Он почувствовал, что кто-то трогает его за плечо. Затем чья-то рука провела по его лицу, по щеке, задержалась на лбу.

– И температуры у тебя, слава богу, нет, значит, никаких воспалительных процессов. Давай-давай!

Он открыл глаза и в зеленой мути солнечного утра увидел перед собой склонившуюся над ним женщину. Узкое гладкое лицо, формой напоминающее яйцо, длинные черные волосы, полные губы и глаза – черные, холодные, бесстрастные. Кто она такая? И почему будит его?

– Уф, наконец-то! Ну и напугал ты меня, честное слово. Я уж думала, что помер. Но тебе повезло, что ты остался жив. Иначе мне пришлось бы закопать тебя где-нибудь поблизости. А ты что думал – не губить же из-за такого недотепы, как ты, всю свою молодую жизнь!
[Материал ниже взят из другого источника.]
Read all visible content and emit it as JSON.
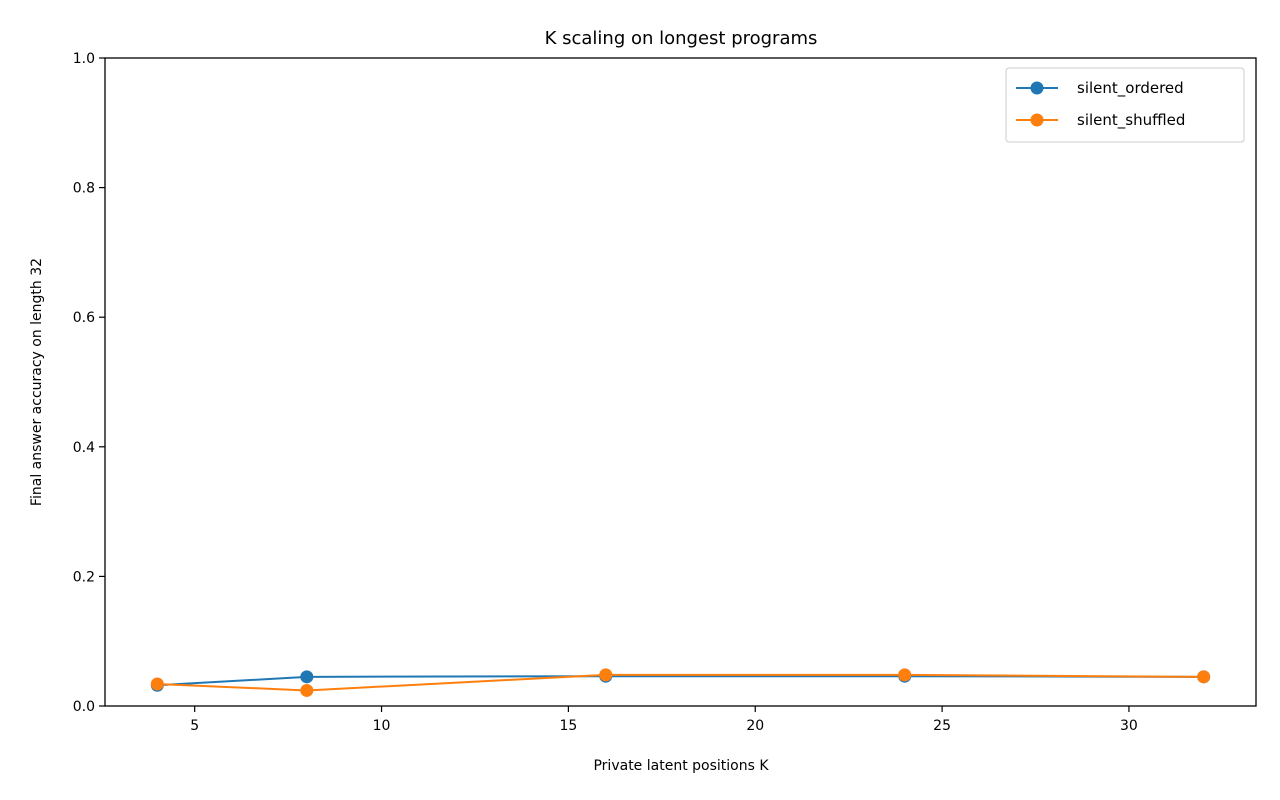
{
  "chart_data": {
    "type": "line",
    "title": "K scaling on longest programs",
    "xlabel": "Private latent positions K",
    "ylabel": "Final answer accuracy on length 32",
    "xlim": [
      2.6,
      33.4
    ],
    "ylim": [
      0.0,
      1.0
    ],
    "xticks": [
      5,
      10,
      15,
      20,
      25,
      30
    ],
    "yticks": [
      0.0,
      0.2,
      0.4,
      0.6,
      0.8,
      1.0
    ],
    "xtick_labels": [
      "5",
      "10",
      "15",
      "20",
      "25",
      "30"
    ],
    "ytick_labels": [
      "0.0",
      "0.2",
      "0.4",
      "0.6",
      "0.8",
      "1.0"
    ],
    "grid": false,
    "legend_position": "top-right",
    "x": [
      4,
      8,
      16,
      24,
      32
    ],
    "series": [
      {
        "name": "silent_ordered",
        "color": "#1f77b4",
        "values": [
          0.032,
          0.045,
          0.046,
          0.046,
          0.045
        ]
      },
      {
        "name": "silent_shuffled",
        "color": "#ff7f0e",
        "values": [
          0.034,
          0.024,
          0.048,
          0.048,
          0.045
        ]
      }
    ]
  }
}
– Вы кто? – спросил Караваев, вдруг почувствовав острую боль в затылке. И сразу же волна тошноты накатила на него, ему стало дурно.

– Гортензия. Нравится? Меня так зовут. Во всяком случае, сегодня. Вчера я была Грейс. Словом, выбирай любое имя, которое начинается на «г», и ты попадешь в самую точку. Можешь, кстати говоря, не церемониться и называть меня просто Гулей. А что, неплохое имя!
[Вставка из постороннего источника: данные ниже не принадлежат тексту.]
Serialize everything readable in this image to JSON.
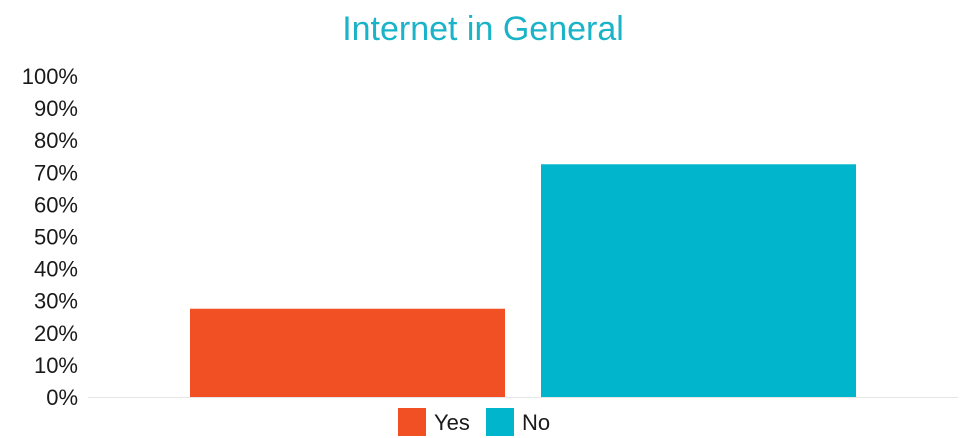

Она щебетала, эта незнакомая женщина. Не разговаривала, а именно щебетала, как птица, и ее громкий и в то же время какой-то музыкальный, птичий говор, вместо того чтобы привести его в чувство, наоборот, испугал его. Может, у него что-то серьезное с головой и эта Грейс, или Гуля, – медсестра, а он – в психушке? Иначе как объяснить это видение, присутствие рядом с собой этой женщины? И почему он лежит в чужой постели? Что это за постель? Где он наконец?

Караваев повернул голову и увидел источник зеленого света: распахнутое французское окно до пола, в которое бьет солнце, и раздувающиеся на ветру прозрачные светло-зеленые шторы. Красивое окно. Такое может присниться только во сне. И женщина на редкость красивая. Тоже словно из сна. И как могло случиться, что она выпала из многослойного подсознательного сонного царства и теперь стоит перед ним в синем шелковом халате, расписанном голубыми и розовыми цветами, и как-то очень уж подозрительно смотрит на него?

– Вы кто?

– Ты что, ничего не соображаешь? Ты меня не пугай, я уже и так перепугалась. Говорю же, для особо бестолковых – меня зовут Грейс. Фу-ты, нет, я перепутала, сегодня меня зовут Гортензия. И ты – мой гость. Скажу сразу, чтобы ты окончательно не свихнулся: вчера я малость перебрала и сбила тебя. Понимаю, в таком состоянии садиться за руль нельзя, это и ребенку известно. Но если бы ты знал, как мне было хреново, ты бы понял и простил меня. Да и сбила я тебя так, слегка. Правда, ты упал. Думаю, голову ушиб. Возможно, у тебя сотрясение мозга. Но ты не переживай, крови нигде не было. Так что ты цел и невредим. А голова пройдет, и тошнота тоже. Меня в детстве тоже мячом по голове сильно ударили, я, помнится, на бортике сидела, на футбольном поле, во дворе, мальчишки играли в футбол, а я болела. Ну и доболелась. В меня мячом попали, прямо в темя. Я как кукла свалилась.

– Вы нормальная? – Караваев побледнел. Он вдруг все вспомнил, и знание того, что с ним произошло и в какую историю он попал, заставило его еще раз пережить весь этот кошмар. Для этой дуры в синем халате все легко и просто, а вот как теперь после этого пьяного наезда он будет объясняться с Мирой, останется только его проблемой, его бедой.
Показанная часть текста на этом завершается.